Islamists gain ground in troubled Mali as junta flounders
Feeling the bite of mounting sanctions and pressure from all sides, the soldiers who seized power on March 22 proposed a national meeting on Thursday and dispatched a team to Nigeria for talks on an exit from the growing crisis.
Since the coup, ostensibly over government’s failure to stamp out a northern rebellion, the junta has lost over half the country’s territory -- an area the size of France -- in a matter of days to the rebel juggernaut.
Islamists seized control of the ancient trading hub Timbuktu over the weekend alongside Tuareg rebels and have since chased out their allies and declared to residents and religious leaders that they were imposing sharia law.

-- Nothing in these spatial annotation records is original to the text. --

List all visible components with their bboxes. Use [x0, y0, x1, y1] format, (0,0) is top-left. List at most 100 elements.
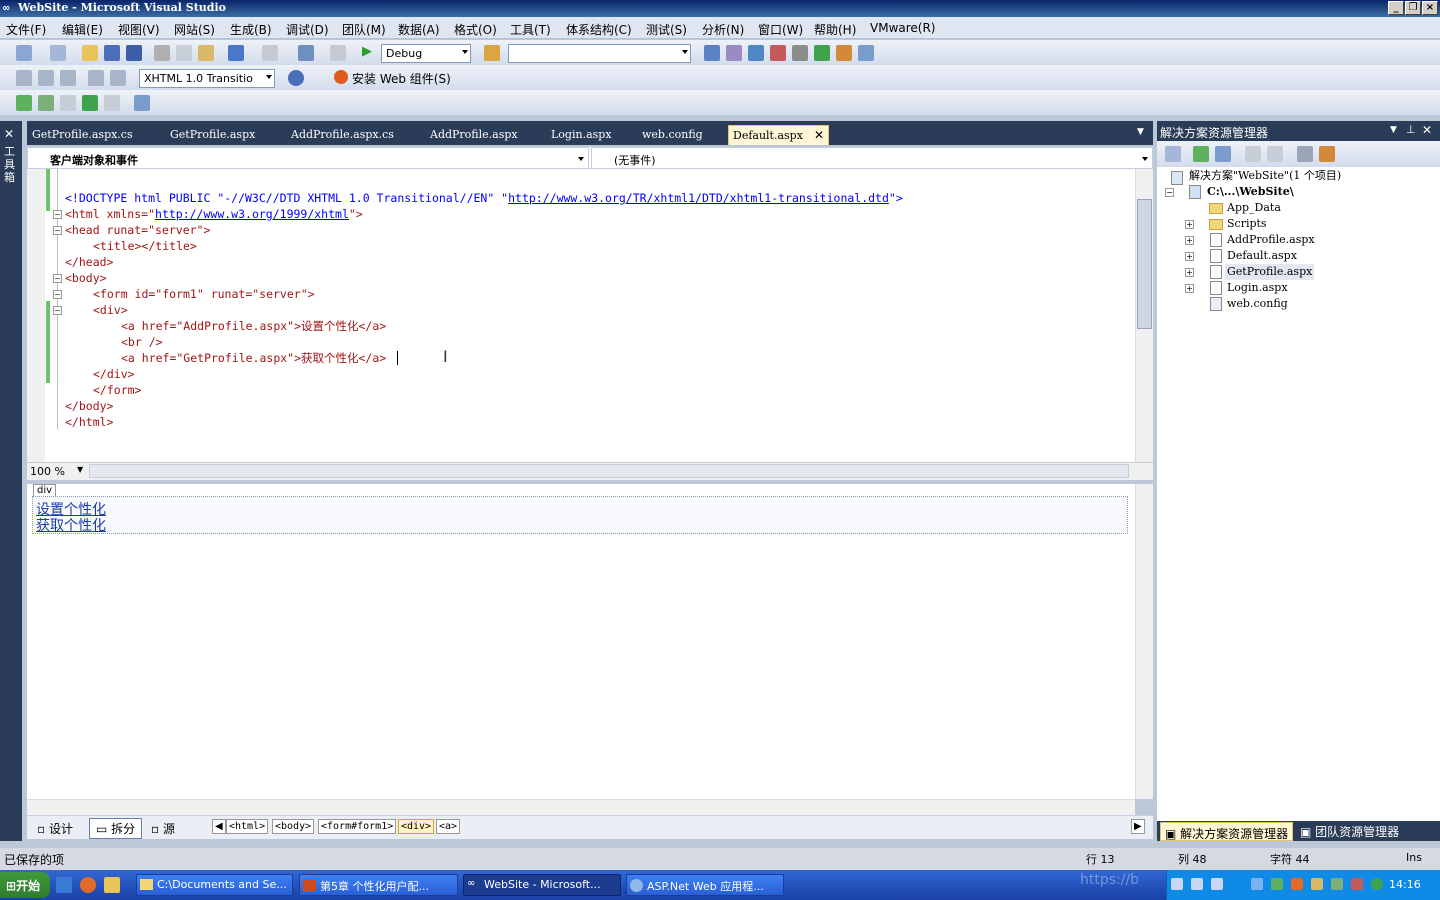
menu-architecture[interactable]: 体系结构(C) [566, 21, 632, 38]
tray-icon[interactable] [1191, 878, 1203, 890]
project-node[interactable]: C:\...\WebSite\ [1207, 184, 1294, 200]
tab-addprofile-aspx[interactable]: AddProfile.aspx [426, 125, 522, 145]
expand-icon[interactable]: + [1185, 268, 1194, 277]
stop-icon[interactable] [60, 95, 76, 111]
extension-manager-icon[interactable] [836, 45, 852, 61]
format-icon[interactable] [60, 70, 76, 86]
collapse-project-icon[interactable]: − [1165, 188, 1174, 197]
zoom-level[interactable]: 100 % [30, 465, 65, 478]
tree-item-web-config[interactable]: web.config [1227, 296, 1288, 312]
code-scroll-thumb[interactable] [1137, 199, 1152, 329]
code-horizontal-scrollbar[interactable] [89, 464, 1129, 478]
html-xmlns-url[interactable]: http://www.w3.org/1999/xhtml [155, 207, 349, 221]
tab-dropdown-icon[interactable]: ▼ [1137, 127, 1144, 137]
design-horizontal-scrollbar[interactable] [27, 799, 1135, 815]
fold-toggle[interactable]: − [53, 290, 62, 299]
uncomment-icon[interactable] [110, 70, 126, 86]
menu-website[interactable]: 网站(S) [174, 21, 215, 38]
redo-icon[interactable] [262, 45, 278, 61]
menu-data[interactable]: 数据(A) [398, 21, 440, 38]
expand-icon[interactable]: + [1185, 220, 1194, 229]
menu-window[interactable]: 窗口(W) [758, 21, 803, 38]
new-project-icon[interactable] [16, 45, 32, 61]
code-editor[interactable]: <!DOCTYPE html PUBLIC "-//W3C//DTD XHTML… [27, 169, 1135, 462]
doctype-select[interactable]: XHTML 1.0 Transitio [139, 69, 275, 88]
toolbox-icon[interactable] [770, 45, 786, 61]
asp-config-icon[interactable] [1319, 146, 1335, 162]
client-objects-dropdown[interactable]: 客户端对象和事件 [27, 147, 589, 169]
tray-icon[interactable] [1291, 878, 1303, 890]
comment-icon[interactable] [88, 70, 104, 86]
navigate-forward-icon[interactable] [330, 45, 346, 61]
pause-icon[interactable] [104, 95, 120, 111]
breadcrumb-form[interactable]: <form#form1> [318, 819, 397, 834]
copy-website-icon[interactable] [1297, 146, 1313, 162]
add-item-icon[interactable] [50, 45, 66, 61]
div-design-surface[interactable]: 设置个性化 获取个性化 [32, 496, 1128, 534]
properties-icon[interactable] [726, 45, 742, 61]
tray-icon[interactable] [1311, 878, 1323, 890]
tree-item-addprofile[interactable]: AddProfile.aspx [1227, 232, 1315, 248]
minimize-button[interactable]: _ [1388, 1, 1404, 15]
restore-button[interactable]: ❐ [1405, 1, 1421, 15]
open-folder-icon[interactable] [82, 45, 98, 61]
run-icon[interactable] [16, 95, 32, 111]
menu-format[interactable]: 格式(O) [454, 21, 497, 38]
nest-files-icon[interactable] [1215, 146, 1231, 162]
tree-item-default[interactable]: Default.aspx [1227, 248, 1297, 264]
menu-analyze[interactable]: 分析(N) [702, 21, 744, 38]
network-icon[interactable] [1371, 878, 1383, 890]
toolbox-pin-icon[interactable]: ✕ [4, 127, 14, 141]
menu-debug[interactable]: 调试(D) [286, 21, 329, 38]
tab-solution-explorer[interactable]: ▣ 解决方案资源管理器 [1160, 822, 1294, 841]
tab-addprofile-cs[interactable]: AddProfile.aspx.cs [287, 125, 398, 145]
fold-toggle[interactable]: − [53, 306, 62, 315]
tray-icon[interactable] [1331, 878, 1343, 890]
zoom-dropdown-icon[interactable]: ▼ [77, 465, 83, 474]
object-browser-icon[interactable] [748, 45, 764, 61]
breadcrumb-a[interactable]: <a> [436, 819, 461, 834]
code-vertical-scrollbar[interactable] [1135, 169, 1153, 462]
start-button[interactable]: ⊞开始 [0, 872, 50, 898]
tree-item-app-data[interactable]: App_Data [1227, 200, 1281, 216]
solution-node[interactable]: 解决方案"WebSite"(1 个项目) [1189, 168, 1341, 184]
breadcrumb-body[interactable]: <body> [272, 819, 315, 834]
breadcrumb-scroll-right-icon[interactable]: ▶ [1131, 819, 1145, 834]
undo-icon[interactable] [228, 45, 244, 61]
navigate-backward-icon[interactable] [298, 45, 314, 61]
panel-dropdown-icon[interactable]: ▼ [1390, 125, 1397, 135]
command-window-icon[interactable] [858, 45, 874, 61]
fold-toggle[interactable]: − [53, 226, 62, 235]
task-visual-studio[interactable]: ∞ WebSite - Microsoft... [463, 874, 621, 896]
doctype-url[interactable]: http://www.w3.org/TR/xhtml1/DTD/xhtml1-t… [508, 191, 889, 205]
install-web-components-button[interactable]: 安装 Web 组件(S) [352, 70, 451, 87]
test-view-icon[interactable] [134, 95, 150, 111]
indent-icon[interactable] [16, 70, 32, 86]
copy-icon[interactable] [176, 45, 192, 61]
save-all-icon[interactable] [126, 45, 142, 61]
properties-icon[interactable] [1165, 146, 1181, 162]
design-view-button[interactable]: ▫ 设计 [37, 820, 73, 837]
view-code-icon[interactable] [1245, 146, 1261, 162]
expand-icon[interactable]: + [1185, 284, 1194, 293]
tab-login-aspx[interactable]: Login.aspx [547, 125, 616, 145]
save-icon[interactable] [104, 45, 120, 61]
step-icon[interactable] [82, 95, 98, 111]
toolbox-tab[interactable]: 工具箱 [4, 145, 18, 184]
start-debugging-icon[interactable]: ▶ [362, 44, 372, 59]
start-page-icon[interactable] [814, 45, 830, 61]
expand-icon[interactable]: + [1185, 252, 1194, 261]
outdent-icon[interactable] [38, 70, 54, 86]
menu-tools[interactable]: 工具(T) [510, 21, 551, 38]
fold-toggle[interactable]: − [53, 210, 62, 219]
task-browser[interactable]: ASP.Net Web 应用程... [626, 874, 784, 896]
tree-item-scripts[interactable]: Scripts [1227, 216, 1267, 232]
menu-file[interactable]: 文件(F) [6, 21, 46, 38]
task-powerpoint[interactable]: 第5章 个性化用户配... [299, 874, 458, 896]
design-view[interactable]: div 设置个性化 获取个性化 [27, 484, 1135, 799]
source-view-button[interactable]: ▫ 源 [151, 820, 175, 837]
task-explorer[interactable]: C:\Documents and Se... [136, 874, 293, 896]
pin-icon[interactable]: ⊥ [1406, 123, 1416, 136]
tools-icon[interactable] [792, 45, 808, 61]
tree-item-login[interactable]: Login.aspx [1227, 280, 1288, 296]
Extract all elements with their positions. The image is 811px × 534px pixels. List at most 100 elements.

This sparked alarm abroad ahead of an emergency United Nations Security Council meeting on Mali, with Paris expressing concern over the Islamist threat in a country considered a democratic success until the coup.
The Tuareg rebels want an independent state while Ansar Dine which has seized Timbuktu wants to impose Islamic law and has linked up with Al-Qaeda in the Islamic Maghreb (AQIM).
Foreign Minister Alain Juppe told AFP the two were "closely tied" and Ansar Dine’s "goals are not clear, but it may be to install an Islamic regime across the whole of Mali."
Three of the four leaders of Al-Qaeda’s north Africa branch, Abou Zeid, Mokhtar Belmokhtar and Yahya Abou Al-Hammam, were in Timbuktu on Tuesday, security and religious sources in the city said.
Residents reported women in the normally secular city that hosted a major music festival in January were on Tuesday wearing headscarves.
A day after being slapped with sanctions by its neighbours, Mali’s embattled military rulers came under travel bans and an asset freeze from the African Union for failing to restore constitutional order.
The 15-nation Economic Community of West African States (ECOWAS) already cut off the landlocked country which depends heavily on the import of fuel, also freezing access to its bank account based in Dakar.
In Bamako, long lines formed at petrol stations as panic set in over the impact of the sanctions.
"We hear there is an embargo, we are afraid of shortages so we are taking precautions," said a youth who wanted to fill half a dozen empty bottles.
The junta on Tuesday sent a delegation to Nigeria, where ECOWAS officials could offer the putschists amnesty in exchange for relinquishing power, a foreign ministry source in Abuja said. However, it appeared a deal was not reached.
Coup leader Captain Amadou Sanogo said in Bamako the junta wanted to prosecute ousted President Amadou Toumani Toure for "high treason and financial wrongdoing."
As the military junta struggled with the intensifying crisis, armed Islamists in the north handed out food and supplies that they seized from humanitarian organisations to residents of Timbuktu, sources said.
Officials from the regional food security office linked to the agriculture ministry and local Red Cross confirmed on condition of anonymity that the goods being distributed were forcibly taken from their stocks.
The fighting in northern Mali began in mid-January by the Azawad National Liberation Movement (MNLA), which wants independence for its homeland in the northern triangle of the bow-tie shaped nation.
The Islamist Ansar Dine under notorious commander Iyad Ag Ghaly, wants to implement sharia law in the mostly Muslim but secular state.
A powerful player in northern Mali, Ag Ghaly and his fighters have placed their black jihadist flag around Timbuktu, which was a leading trading and intellectual capital up until the 16th century.
"Last night Iyad Ag Ghaly met the town’s Imams (religious leaders). He explained he has not come for independence but to apply Islamic law," said the civil servant Thiam.
The UN cultural agency UNESCO called on the Malian authorities and on the warring factions to respect the desert country’s heritage and the "outstanding architectural wonders" in Timbuktu, including ancient manuscripts and earthen buildings such as a nearly 700-year old mosque.
Paris said Tuesday the Tuareg rebels were approaching the central town of Mopti where hundreds fled in panic on Monday as they saw soldiers fleeing their posts amid the rebel advance.
More than 200,000 people have been forced from their homes by the fighting and aid groups have warned that the combination of civil war and drought could lead to one of the continent’s worst humanitarian emergencies.